Et l’augmentation de Medicare doit raisonnablement rester en rapport avec le coût total de la santé, sinon les médecins pourraient devenir réticents à traiter les patients pris en charge par Medicare. Le graphique illustre la prise en charge par Medicare et par les autres prestataires des dépenses par personne pour les soins hospitaliers et les fournisseurs de services médicaux ; entre 1975 et 2002, les dépenses de Medicare ont augmenté légèrement plus vite que le reste des dépenses de santé, bien que leurs taux d’augmentation respectifs soient restés presque identiques depuis 1995.

Le fait que le taux de croissance des dépenses de santé dépasse celui du PIB n’est pas un fait propre aux Etats-Unis ; l’histoire est similaire même dans les pays appliquant un système de santé à prestataire unique. Parmi les cinq pays du G7 autres que les Etats-Unis dont les chiffres sont disponibles (Canada, France, Allemagne, Japon, et Royaume Uni), le dépassement moyen des dépenses de santé par rapport au taux de croissance du PIB a été de 2,0 % par an entre 1960 et 2002.

Même si les dépenses par bénéficiaire n’augmentent que de 1,1 % plus vite que le PIB, environ 3 % du PIB seront toujours dévolus à Medicare en 2025, et des investissements supplémentaires seront à faire pour la Sécurité Sociale et les prestations de soins de longue durée du Medicaid. Si l’on suppose que les autres dépenses fédérales augmentent au même taux que le PIB et qu’il n’y ait pas de hausse du déficit, le coût de Medicare impliquerait une augmentation de 15 % des revenus d’impôts fédéraux.

L’expansion apparemment sans résistance des dépenses médicales et de la démographie finira par se heurter à la réticence historique des électeurs américains à accorder beaucoup plus que 18 % du PIB aux dépenses fédérales. Depuis 1946, ce chiffre de 18 % est resté remarquablement stable, passant sous les 16 % au cours de 2 années et au-delà de 20 % pendant une année seulement sur toute la période.

Une attitude, bien sûr, est celle d’ignorer ce plafond et de considérer qu’une société en voie de vieillissement aura la volonté d’accorder une part plus importante de son argent pour assurer les retraites et la santé des plus âgés.

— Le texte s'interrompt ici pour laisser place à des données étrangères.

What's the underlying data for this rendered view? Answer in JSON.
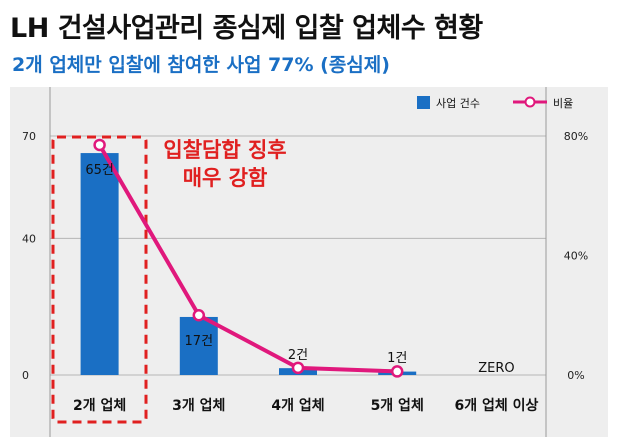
{
  "title": "LH 건설사업관리 종심제 입찰 업체수 현황",
  "subtitle": "2개 업체만 입찰에 참여한 사업 77% (종심제)",
  "annotation": "입찰담합 징후\n매우 강함",
  "colors": {
    "bar": "#1a6fc4",
    "line": "#e0187c",
    "highlight": "#e02020",
    "subtitle": "#1a6fc4"
  },
  "chart_data": {
    "type": "bar",
    "categories": [
      "2개 업체",
      "3개 업체",
      "4개 업체",
      "5개 업체",
      "6개 업체 이상"
    ],
    "series": [
      {
        "name": "사업 건수",
        "type": "bar",
        "axis": "left",
        "values": [
          65,
          17,
          2,
          1,
          0
        ]
      },
      {
        "name": "비율",
        "type": "line",
        "axis": "right",
        "values": [
          77,
          20,
          2.4,
          1.2,
          null
        ]
      }
    ],
    "data_labels": [
      "65건",
      "17건",
      "2건",
      "1건",
      "ZERO"
    ],
    "left_axis": {
      "ticks": [
        "0",
        "40",
        "70"
      ],
      "ylim": [
        0,
        70
      ]
    },
    "right_axis": {
      "ticks": [
        "0%",
        "40%",
        "80%"
      ],
      "ylim": [
        0,
        80
      ]
    },
    "legend": {
      "position": "top-right",
      "items": [
        "사업 건수",
        "비율"
      ]
    },
    "grid": "horizontal"
  }
}
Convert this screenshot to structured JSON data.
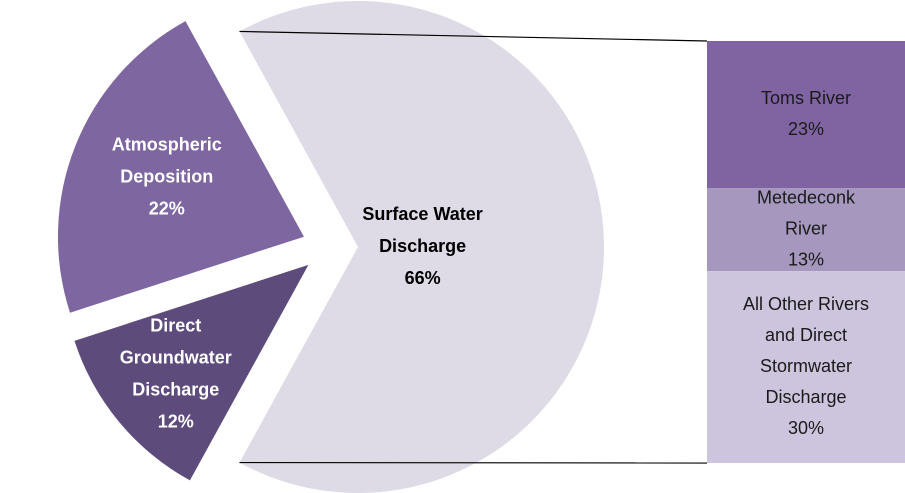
{
  "chart_data": {
    "type": "pie",
    "pie_slices": [
      {
        "name": "Surface Water Discharge",
        "label_lines": [
          "Surface Water",
          "Discharge",
          "66%"
        ],
        "value": 66,
        "color": "#dedbe6",
        "text_color": "#000000"
      },
      {
        "name": "Direct Groundwater Discharge",
        "label_lines": [
          "Direct",
          "Groundwater",
          "Discharge",
          "12%"
        ],
        "value": 12,
        "color": "#5d4b7b",
        "text_color": "#ffffff"
      },
      {
        "name": "Atmospheric Deposition",
        "label_lines": [
          "Atmospheric",
          "Deposition",
          "22%"
        ],
        "value": 22,
        "color": "#7e67a0",
        "text_color": "#ffffff"
      }
    ],
    "bar_segments": [
      {
        "name": "Toms River",
        "label_lines": [
          "Toms River",
          "23%"
        ],
        "value": 23,
        "color": "#8064a2",
        "text_color": "#1a1a1a"
      },
      {
        "name": "Metedeconk River",
        "label_lines": [
          "Metedeconk",
          "River",
          "13%"
        ],
        "value": 13,
        "color": "#a597bd",
        "text_color": "#1a1a1a"
      },
      {
        "name": "All Other Rivers and Direct Stormwater Discharge",
        "label_lines": [
          "All Other Rivers",
          "and Direct",
          "Stormwater",
          "Discharge",
          "30%"
        ],
        "value": 30,
        "color": "#cdc4dd",
        "text_color": "#1a1a1a"
      }
    ],
    "connector_color": "#000000"
  }
}
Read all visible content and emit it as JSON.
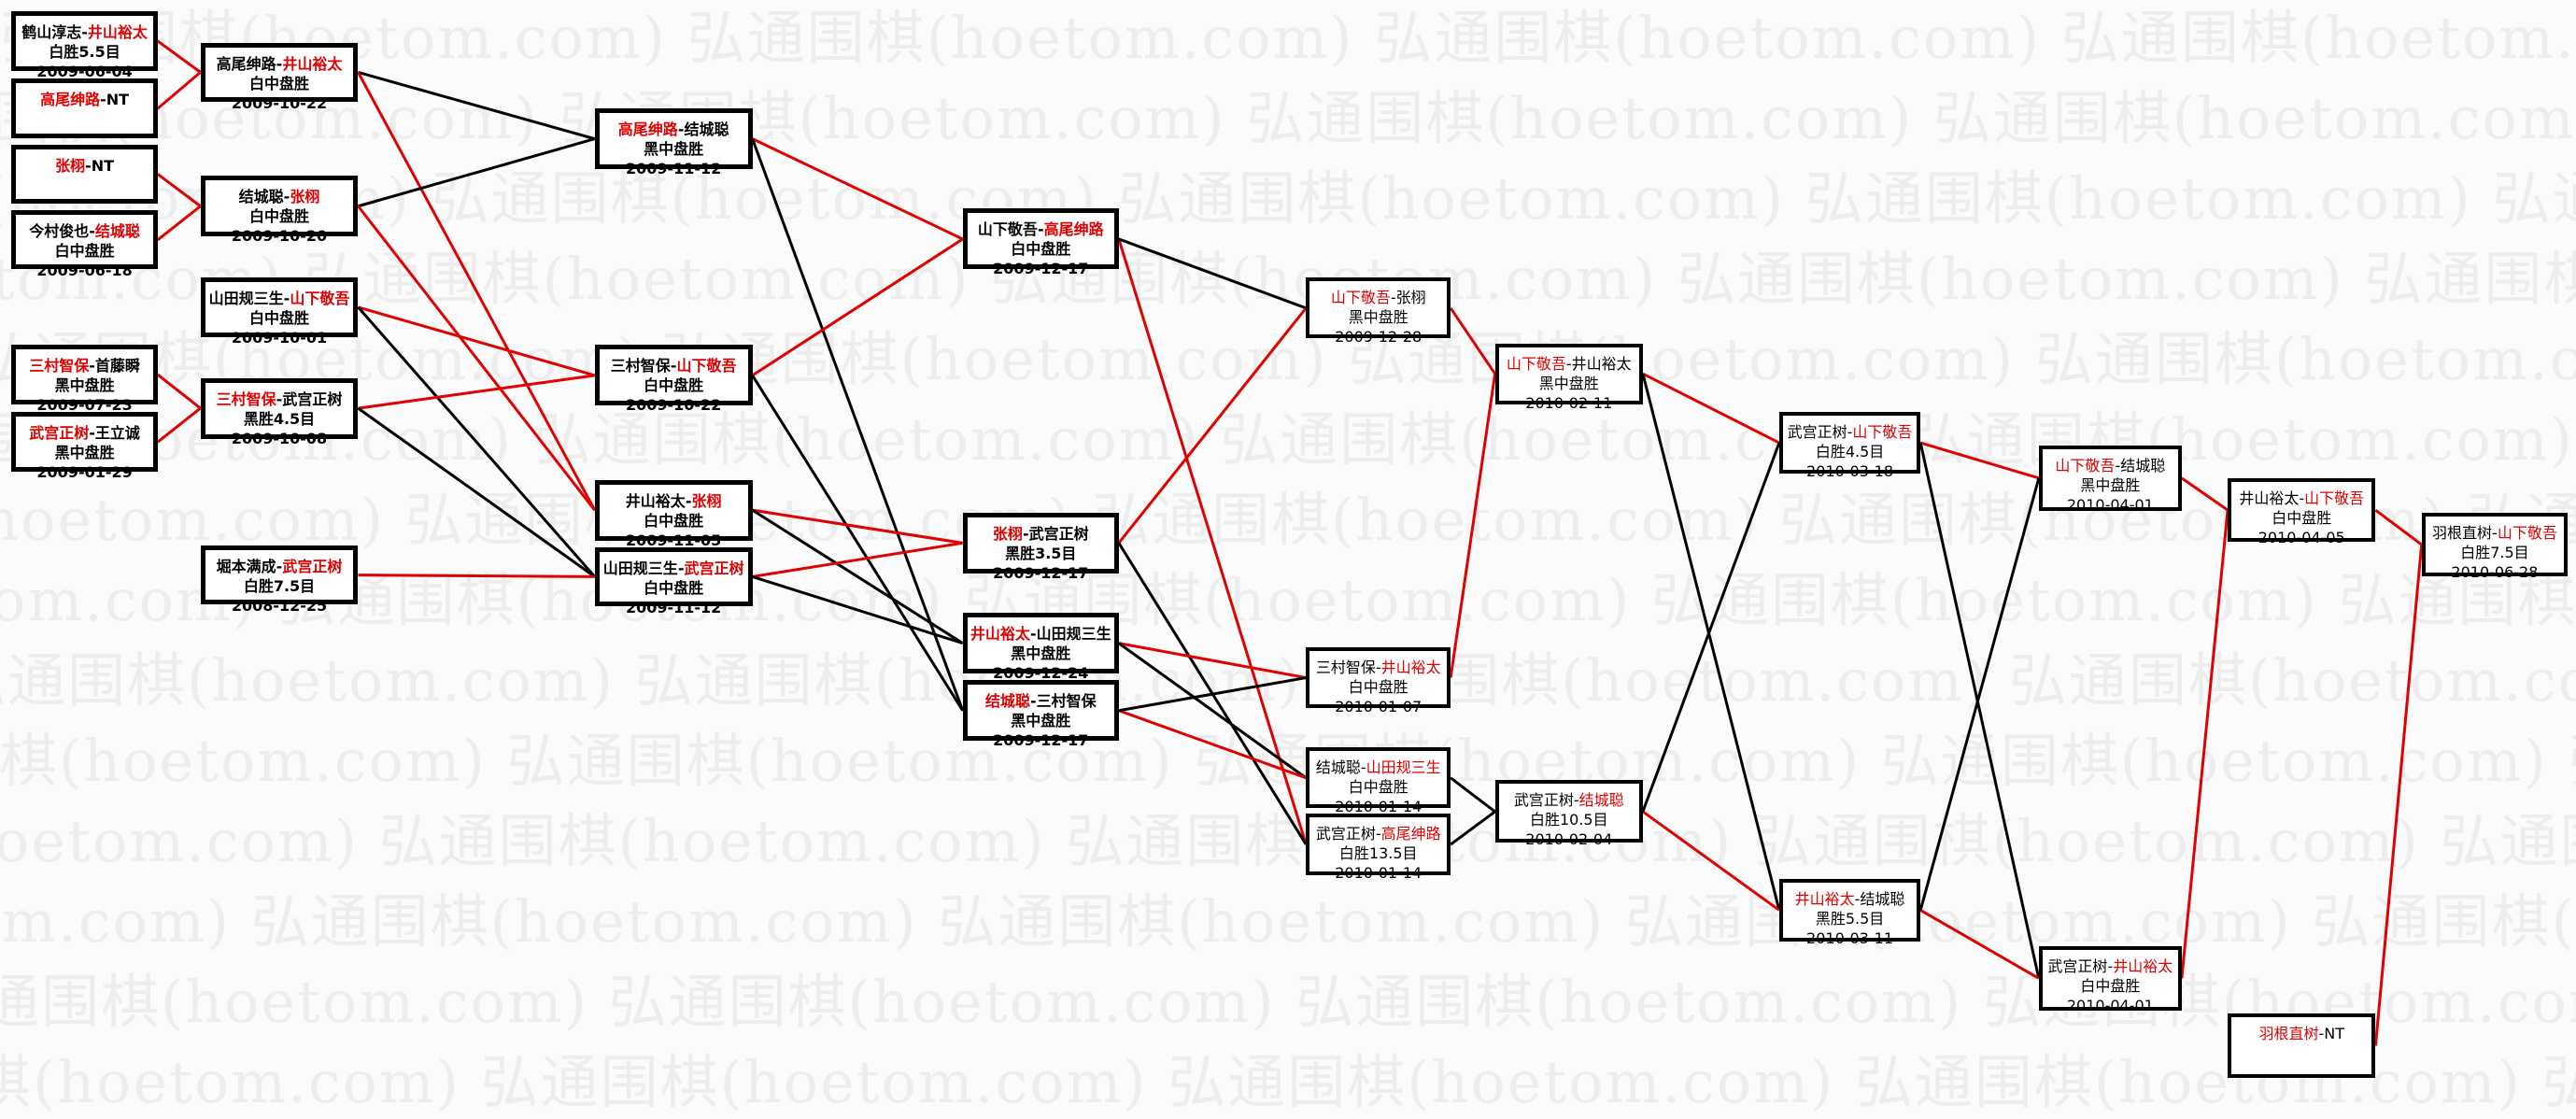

Mais le financement de Medicare et de la Sécurité Sociale repose sur une composante substantielle des prélèvements sur salaire, charge qui repose en fait sur les actifs plus jeunes. Bien que beaucoup de ces salariés aient des parents âgés et anticipent eux-mêmes leur propre accession à ces prestations, il n’est pas certain qu’un tel transfert de ressources des plus jeunes vers les plus âgés trouve un soutien politique.

Le Sénateur défunt Daniel P. Moynihan (D-N.Y.) a donné à la Sécurité Sociale son surnom célèbre de troisième rail de la politique américaine. Depuis cette déclaration, les sommes dépensées pour la Sécurité Sociale et Medicare ont augmenté, donnant à ce « rail » une importance considérable. En conséquence, une grande habileté politique est nécessaire pour s’attaquer au problème du financement à long terme, ce qui rendra le prochain gouvernement très sensible à la tentation de laisser le règlement du dossier à ses successeurs. Malheureusement, reporter l’échéance ne fera qu’aggraver le problème pour les prochaines administrations et les citoyens imposables.

Les travaux du Dr Newhouse sont utilisés par l’équipe de direction et « holding equity » (maintenir l’égalité) de la compagnie d’assurance AETNA

Note du traducteur :
Les catégories A, B, C, et D font référence aux types de prestations médicales : soins, médicaments, etc...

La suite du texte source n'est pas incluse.